The image that first came to mind when I heard this news was of Renoir’s film, Boudu sauvé des eaux, in which the clochard Boudu is rescued from the Seine after a suicide attempt. His rescuer is an amiable bookseller, who will in due course discover reasons to regret his good Samaritanism. The analogy doesn’t really work, because in this case Hamon, the drowning man, is perhaps a more amiable personality than his rescuer, who in any case is also drowning.
Still, one has to wish their two floundering movements well. There is a crying need for a calm and rational voice on the left between the hectoring Mélenchon and the all-conquering République en Marche, which often seems in danger of forgetting that it was supposed to be et de droite et de gauche. The Génération.s-DiEM alliance may find it difficult to establish a foothold in the increasingly fragmented French political landscape, but it might just be capable of articulating a few good ideas.

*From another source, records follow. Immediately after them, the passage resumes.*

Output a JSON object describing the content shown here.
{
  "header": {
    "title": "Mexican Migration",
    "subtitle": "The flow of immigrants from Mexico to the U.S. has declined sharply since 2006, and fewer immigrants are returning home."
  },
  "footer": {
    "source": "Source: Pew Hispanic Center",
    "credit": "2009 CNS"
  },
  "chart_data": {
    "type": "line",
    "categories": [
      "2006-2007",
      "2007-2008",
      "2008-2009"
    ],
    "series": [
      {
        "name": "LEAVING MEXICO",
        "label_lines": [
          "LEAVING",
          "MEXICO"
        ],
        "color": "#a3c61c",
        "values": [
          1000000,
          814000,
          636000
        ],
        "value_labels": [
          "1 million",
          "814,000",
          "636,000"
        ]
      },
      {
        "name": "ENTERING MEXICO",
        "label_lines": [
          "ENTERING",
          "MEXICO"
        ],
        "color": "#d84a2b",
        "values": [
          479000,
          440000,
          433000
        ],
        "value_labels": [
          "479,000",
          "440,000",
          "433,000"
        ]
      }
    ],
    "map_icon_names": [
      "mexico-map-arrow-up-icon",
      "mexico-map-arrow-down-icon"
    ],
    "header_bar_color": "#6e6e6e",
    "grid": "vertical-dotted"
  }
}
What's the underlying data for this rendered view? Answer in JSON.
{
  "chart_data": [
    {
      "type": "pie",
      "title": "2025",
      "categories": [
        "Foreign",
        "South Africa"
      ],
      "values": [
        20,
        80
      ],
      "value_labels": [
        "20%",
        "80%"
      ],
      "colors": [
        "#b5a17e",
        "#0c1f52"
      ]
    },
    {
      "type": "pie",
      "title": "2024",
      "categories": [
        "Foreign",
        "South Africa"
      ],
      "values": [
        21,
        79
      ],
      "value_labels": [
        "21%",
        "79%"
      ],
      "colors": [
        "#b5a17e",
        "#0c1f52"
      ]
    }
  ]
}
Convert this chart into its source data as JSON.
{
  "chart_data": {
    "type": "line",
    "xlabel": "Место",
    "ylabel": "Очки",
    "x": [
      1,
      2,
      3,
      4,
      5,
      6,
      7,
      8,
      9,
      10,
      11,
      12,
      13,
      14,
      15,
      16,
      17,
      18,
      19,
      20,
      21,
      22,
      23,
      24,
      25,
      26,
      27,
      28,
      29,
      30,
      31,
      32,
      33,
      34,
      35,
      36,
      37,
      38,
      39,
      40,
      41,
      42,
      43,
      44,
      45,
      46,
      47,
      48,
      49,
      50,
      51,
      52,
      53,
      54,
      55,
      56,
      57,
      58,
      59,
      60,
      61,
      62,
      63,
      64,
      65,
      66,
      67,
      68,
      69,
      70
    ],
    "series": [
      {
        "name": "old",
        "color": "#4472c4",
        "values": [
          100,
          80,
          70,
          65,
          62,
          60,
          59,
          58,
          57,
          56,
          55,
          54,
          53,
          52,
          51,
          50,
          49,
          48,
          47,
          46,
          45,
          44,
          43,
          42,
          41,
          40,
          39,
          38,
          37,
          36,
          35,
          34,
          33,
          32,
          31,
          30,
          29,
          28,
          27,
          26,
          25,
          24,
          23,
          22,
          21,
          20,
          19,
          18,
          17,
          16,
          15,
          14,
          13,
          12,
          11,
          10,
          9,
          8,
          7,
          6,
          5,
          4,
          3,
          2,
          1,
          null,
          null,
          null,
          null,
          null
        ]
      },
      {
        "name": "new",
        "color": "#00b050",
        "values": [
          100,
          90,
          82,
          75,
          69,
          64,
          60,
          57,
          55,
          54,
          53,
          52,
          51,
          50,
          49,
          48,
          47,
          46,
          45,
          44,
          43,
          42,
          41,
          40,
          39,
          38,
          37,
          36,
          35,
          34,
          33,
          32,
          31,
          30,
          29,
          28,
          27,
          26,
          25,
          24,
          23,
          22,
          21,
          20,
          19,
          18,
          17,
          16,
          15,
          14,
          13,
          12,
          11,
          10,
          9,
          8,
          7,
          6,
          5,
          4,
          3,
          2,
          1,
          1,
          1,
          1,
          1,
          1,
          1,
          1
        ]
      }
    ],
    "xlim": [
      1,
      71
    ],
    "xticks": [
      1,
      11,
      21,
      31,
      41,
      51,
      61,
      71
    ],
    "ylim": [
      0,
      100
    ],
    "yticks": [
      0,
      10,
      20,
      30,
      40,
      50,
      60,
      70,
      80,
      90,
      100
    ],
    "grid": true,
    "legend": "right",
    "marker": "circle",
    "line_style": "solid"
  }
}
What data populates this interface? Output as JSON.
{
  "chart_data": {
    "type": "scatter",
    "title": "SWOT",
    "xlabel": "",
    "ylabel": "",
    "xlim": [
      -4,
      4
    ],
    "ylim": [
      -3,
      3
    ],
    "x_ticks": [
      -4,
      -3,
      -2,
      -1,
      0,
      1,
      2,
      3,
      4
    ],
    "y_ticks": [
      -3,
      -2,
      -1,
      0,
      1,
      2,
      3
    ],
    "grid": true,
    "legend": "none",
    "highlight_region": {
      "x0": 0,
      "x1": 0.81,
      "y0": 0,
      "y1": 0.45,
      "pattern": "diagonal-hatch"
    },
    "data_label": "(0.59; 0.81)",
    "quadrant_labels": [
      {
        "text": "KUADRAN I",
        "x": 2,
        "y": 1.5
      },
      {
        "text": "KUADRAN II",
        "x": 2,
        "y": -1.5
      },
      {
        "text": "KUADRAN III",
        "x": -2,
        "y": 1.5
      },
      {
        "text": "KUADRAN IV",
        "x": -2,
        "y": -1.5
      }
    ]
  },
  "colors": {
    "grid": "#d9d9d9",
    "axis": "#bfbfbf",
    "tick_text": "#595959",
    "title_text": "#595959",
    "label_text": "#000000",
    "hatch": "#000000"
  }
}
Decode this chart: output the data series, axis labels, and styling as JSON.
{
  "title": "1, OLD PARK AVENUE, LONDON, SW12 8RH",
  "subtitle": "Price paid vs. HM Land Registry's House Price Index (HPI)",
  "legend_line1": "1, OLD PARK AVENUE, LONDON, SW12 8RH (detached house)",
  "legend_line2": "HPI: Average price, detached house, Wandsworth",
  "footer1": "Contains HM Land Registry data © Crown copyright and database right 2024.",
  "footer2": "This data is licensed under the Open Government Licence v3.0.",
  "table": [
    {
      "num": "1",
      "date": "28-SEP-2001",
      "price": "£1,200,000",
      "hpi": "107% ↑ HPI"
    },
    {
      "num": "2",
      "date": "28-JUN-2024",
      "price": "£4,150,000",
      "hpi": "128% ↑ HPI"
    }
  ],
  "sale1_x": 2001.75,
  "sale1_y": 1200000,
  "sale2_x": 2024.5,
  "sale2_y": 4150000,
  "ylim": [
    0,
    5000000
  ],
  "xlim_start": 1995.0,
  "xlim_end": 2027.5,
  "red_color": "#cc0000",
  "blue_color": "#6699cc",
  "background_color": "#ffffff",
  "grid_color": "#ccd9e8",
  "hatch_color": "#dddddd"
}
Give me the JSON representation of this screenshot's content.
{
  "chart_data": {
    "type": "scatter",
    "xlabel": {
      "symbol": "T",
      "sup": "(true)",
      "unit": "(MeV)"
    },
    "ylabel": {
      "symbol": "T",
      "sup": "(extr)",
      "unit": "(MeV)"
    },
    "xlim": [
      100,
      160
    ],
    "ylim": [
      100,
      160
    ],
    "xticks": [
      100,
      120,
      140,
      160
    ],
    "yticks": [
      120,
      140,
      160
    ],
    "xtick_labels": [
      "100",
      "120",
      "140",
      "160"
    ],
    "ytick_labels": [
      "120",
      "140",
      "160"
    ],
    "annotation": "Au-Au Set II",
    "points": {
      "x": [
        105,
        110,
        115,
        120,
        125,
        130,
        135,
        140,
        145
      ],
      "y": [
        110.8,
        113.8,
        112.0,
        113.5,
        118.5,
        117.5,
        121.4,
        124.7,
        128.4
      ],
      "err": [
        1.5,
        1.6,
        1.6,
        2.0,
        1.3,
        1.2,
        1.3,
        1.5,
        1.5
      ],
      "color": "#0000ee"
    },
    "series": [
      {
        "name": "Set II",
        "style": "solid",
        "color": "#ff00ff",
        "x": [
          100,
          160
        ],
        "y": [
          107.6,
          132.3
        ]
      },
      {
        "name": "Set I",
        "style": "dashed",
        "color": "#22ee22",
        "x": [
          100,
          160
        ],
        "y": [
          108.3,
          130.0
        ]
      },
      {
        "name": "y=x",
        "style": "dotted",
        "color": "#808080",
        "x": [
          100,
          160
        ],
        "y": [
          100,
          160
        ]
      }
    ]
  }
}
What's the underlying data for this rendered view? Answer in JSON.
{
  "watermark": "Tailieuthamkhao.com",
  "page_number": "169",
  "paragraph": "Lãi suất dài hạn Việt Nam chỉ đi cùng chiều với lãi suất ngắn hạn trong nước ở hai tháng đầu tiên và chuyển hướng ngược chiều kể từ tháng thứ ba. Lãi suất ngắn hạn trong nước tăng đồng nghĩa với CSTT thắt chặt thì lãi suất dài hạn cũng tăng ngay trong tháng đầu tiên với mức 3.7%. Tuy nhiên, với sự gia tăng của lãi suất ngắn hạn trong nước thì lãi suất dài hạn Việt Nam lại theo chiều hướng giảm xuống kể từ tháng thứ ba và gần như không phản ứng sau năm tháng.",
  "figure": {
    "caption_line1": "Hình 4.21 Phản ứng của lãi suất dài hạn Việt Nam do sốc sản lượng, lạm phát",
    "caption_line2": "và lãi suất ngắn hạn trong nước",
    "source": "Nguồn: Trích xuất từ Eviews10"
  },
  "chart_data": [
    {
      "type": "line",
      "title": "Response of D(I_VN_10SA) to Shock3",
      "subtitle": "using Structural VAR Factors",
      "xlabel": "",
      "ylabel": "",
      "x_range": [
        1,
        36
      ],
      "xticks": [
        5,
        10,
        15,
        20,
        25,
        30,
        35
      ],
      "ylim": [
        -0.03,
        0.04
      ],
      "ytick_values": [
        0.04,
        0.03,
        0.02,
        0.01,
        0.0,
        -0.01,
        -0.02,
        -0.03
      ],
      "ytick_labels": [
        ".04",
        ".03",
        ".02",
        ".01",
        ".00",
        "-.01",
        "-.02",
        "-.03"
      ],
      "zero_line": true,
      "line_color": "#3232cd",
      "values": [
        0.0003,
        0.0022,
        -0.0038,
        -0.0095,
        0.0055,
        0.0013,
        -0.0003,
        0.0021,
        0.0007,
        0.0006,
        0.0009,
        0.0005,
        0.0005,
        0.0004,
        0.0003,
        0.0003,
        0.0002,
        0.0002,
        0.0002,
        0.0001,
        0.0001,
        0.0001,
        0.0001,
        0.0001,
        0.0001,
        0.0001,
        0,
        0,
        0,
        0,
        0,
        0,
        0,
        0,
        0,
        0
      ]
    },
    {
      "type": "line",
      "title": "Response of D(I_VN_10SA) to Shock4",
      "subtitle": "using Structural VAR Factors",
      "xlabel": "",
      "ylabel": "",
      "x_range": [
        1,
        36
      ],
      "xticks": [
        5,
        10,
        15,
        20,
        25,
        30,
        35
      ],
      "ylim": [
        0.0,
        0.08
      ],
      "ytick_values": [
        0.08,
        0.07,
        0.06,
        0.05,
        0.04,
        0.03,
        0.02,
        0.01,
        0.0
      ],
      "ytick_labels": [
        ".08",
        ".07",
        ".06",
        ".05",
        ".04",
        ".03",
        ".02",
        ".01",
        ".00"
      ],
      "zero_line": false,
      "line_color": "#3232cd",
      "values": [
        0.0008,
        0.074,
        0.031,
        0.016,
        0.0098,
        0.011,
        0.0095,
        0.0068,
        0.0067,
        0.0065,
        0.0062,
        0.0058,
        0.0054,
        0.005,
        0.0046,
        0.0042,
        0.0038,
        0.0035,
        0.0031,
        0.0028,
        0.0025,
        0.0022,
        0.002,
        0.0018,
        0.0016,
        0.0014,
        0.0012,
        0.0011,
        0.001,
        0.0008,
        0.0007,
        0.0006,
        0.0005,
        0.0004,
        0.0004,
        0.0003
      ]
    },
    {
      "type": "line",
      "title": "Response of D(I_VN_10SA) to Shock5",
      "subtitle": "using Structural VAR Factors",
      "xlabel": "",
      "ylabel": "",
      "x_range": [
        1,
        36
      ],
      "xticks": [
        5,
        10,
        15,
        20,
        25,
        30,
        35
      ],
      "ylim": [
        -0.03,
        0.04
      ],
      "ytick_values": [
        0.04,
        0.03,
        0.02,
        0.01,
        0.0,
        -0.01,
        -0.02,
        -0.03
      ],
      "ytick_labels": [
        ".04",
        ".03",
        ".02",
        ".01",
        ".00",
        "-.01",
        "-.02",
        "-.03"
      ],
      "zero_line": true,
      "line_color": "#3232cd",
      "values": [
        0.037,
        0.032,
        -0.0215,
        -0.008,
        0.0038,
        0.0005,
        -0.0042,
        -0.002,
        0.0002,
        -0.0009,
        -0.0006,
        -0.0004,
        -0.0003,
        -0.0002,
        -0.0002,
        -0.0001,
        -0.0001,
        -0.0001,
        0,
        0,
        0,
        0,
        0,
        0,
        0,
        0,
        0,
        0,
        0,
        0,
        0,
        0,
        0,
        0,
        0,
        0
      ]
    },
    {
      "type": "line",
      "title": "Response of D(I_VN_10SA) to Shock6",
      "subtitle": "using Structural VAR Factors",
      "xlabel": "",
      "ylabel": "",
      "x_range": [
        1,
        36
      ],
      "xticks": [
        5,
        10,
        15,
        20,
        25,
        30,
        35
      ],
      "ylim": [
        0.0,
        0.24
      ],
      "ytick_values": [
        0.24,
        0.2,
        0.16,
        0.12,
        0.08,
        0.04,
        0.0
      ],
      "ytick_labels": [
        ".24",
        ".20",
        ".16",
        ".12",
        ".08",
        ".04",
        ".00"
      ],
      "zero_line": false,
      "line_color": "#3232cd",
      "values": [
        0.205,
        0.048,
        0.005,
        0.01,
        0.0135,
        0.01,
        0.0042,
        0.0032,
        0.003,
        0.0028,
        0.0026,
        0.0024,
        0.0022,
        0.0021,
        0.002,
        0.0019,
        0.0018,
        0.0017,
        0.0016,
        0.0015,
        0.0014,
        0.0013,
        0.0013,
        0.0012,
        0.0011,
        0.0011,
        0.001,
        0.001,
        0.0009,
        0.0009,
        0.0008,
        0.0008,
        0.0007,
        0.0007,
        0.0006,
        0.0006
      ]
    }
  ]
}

Photo Credit: Source, Boudu sauvé des eaux, via Wikimedia Commons, Fair Use.
3 Comments
great title evokes so well the content!!! great film! great metaphor
Well, I *like* Hamon, and I suppose that he represents the sort of left that I should support- not a Blair/Macron type convert to free markets, nor a Trot anachronism. I don’t like Varoufakis, but I suppose that the is the most conspicuous symbol of the correct left-wing position on Europe: stridently opposed to Eurozone enforced austerity, nevertheless pro European integration.
I fear that Varoufakis unpopularity and his disastrous tenure in office also make him a symbol of why this sort of politics no longer works in the EU. The Euro has broken the traditional European center-left beyond repair.
Art, I’d be very interested to hear more on your view of Varoufakis. I know many people find him insufferably arrogant, but I was impressed by his book on the Greek crisis and think it’s remarkable that he’s actually trying to do something to bring about change in the Europe that he describes there, rather than withdrawing into cynicism. The substantial document that constitutes the DiEm manifesto (i.e. the long version) could be something that deserves Tocqueville’s attention?